The singles and snippets Che has put out so far this year have broadly come through neon and plush as a Murakami pillow, but the songs he played me at the studio in May were notably tougher and more abrasive. Che always made the sort of tunes that demand you crank the volume up, but REST IN BASS is eager to live up to its name.
The harder sound is mirrored by writing that feels possessed whatever the subject matter. January single “Pose For The Pic” presses on the tenderest parts of che’s discography, those fleeting moments where wide-eyed youth meets the heart-on-sleeve influence of Hayley Williams and Alice Glass (tatted on his ribcage) to truly and honestly feel. Che might be crooning about self-sufficiency, but when he shudders, “a vampire needs his blood / without you collapse my lungs / without you relapse on drugs,” it’s as raw as a skinned knee. Later, beyond lost without his lover, he’ll coo, “You like my eyes, yeah I’m blind as a bat.”
“I just want to be a real rockstar for this album,” Che tells me in June. We’re backstage at Summer Smash in the Chicago suburbs, sweating through our respective outfits amidst a mounting heat wave. It’s been three weeks since I saw him at the studio in New York and three months since I saw him on stage in Los Angeles; he’s had bags under his eyes every time we’ve spoken prior, but today they’re accentuated with dark eyeshadow, so he looks not just tired but undead. Initially, I think Nosferatu, but when Che takes the stage backed by muted tone images of the crucifixion (courtesy again, Gavin Matson), he comes across more like a blasphemous zombie.
As the crowd elbows and moshes around me, I suddenly remember something Che told me back in New York, after we talked about his time opening on tour for Sahbabii this spring. Whenever we met, Che was thoughtful and unfailingly polite, down to earth despite his escalating ambitions. But occasionally, he bared his fangs, smirking if not quite snarling.

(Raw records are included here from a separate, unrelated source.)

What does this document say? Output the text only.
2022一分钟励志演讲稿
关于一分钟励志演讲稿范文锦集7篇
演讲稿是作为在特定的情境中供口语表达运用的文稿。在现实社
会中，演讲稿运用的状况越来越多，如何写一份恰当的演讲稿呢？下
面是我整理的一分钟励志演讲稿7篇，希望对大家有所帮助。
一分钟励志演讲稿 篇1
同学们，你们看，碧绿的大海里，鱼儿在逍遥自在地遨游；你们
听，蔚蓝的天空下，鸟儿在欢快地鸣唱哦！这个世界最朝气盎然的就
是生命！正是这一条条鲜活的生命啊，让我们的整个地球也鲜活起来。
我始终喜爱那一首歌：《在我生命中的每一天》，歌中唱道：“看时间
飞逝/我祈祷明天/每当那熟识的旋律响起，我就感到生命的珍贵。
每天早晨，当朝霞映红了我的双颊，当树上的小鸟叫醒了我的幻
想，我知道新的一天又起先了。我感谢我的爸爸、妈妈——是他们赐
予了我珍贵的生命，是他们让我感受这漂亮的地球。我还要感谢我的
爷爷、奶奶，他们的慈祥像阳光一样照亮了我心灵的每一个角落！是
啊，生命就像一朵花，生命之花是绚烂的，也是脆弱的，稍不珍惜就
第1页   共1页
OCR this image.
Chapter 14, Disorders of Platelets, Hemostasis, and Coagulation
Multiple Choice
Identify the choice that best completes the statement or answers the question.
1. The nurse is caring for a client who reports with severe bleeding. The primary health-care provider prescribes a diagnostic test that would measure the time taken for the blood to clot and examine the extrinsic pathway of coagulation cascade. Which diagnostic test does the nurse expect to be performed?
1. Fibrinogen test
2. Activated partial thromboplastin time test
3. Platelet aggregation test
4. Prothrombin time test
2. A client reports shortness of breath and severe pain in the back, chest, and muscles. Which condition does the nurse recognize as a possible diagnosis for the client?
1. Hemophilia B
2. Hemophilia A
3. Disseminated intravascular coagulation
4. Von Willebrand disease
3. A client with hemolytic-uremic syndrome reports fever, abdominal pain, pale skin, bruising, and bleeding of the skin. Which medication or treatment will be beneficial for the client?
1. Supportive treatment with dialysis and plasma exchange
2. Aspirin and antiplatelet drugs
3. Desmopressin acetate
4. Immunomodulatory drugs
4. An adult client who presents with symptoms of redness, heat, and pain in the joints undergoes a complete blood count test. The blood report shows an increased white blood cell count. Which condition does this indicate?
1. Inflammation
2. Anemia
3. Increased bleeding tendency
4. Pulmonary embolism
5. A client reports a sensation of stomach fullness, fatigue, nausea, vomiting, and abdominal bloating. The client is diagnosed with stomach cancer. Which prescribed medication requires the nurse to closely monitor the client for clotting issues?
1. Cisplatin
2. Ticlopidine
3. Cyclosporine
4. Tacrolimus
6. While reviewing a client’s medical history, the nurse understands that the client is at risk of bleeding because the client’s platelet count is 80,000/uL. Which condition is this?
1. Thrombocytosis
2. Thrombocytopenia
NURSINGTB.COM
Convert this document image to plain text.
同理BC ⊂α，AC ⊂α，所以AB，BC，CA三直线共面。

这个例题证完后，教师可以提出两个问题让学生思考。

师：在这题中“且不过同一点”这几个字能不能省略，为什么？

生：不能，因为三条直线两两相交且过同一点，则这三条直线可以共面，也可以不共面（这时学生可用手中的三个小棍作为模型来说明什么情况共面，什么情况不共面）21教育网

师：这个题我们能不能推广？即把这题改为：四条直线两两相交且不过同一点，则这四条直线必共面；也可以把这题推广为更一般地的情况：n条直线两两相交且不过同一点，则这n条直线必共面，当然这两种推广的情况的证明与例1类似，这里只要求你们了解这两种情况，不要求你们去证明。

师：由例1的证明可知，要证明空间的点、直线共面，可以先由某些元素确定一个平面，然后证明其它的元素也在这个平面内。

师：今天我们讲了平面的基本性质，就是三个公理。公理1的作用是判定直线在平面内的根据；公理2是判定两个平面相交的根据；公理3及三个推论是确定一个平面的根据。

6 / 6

“I want the crowd to feel like they’re at a ritual and they’re just here to praise me […] It’s like a savior of music thing. I want people to hear my music and feel safe, like there’s no struggles at all, nothing to worry about at all in the world.
“The best thing for me is to always remind myself that it’s not a job,” he says, growing more serious. “Like, you’re having fun. This is what you do for fun. Once I put that into perspective, I never get tired of it.”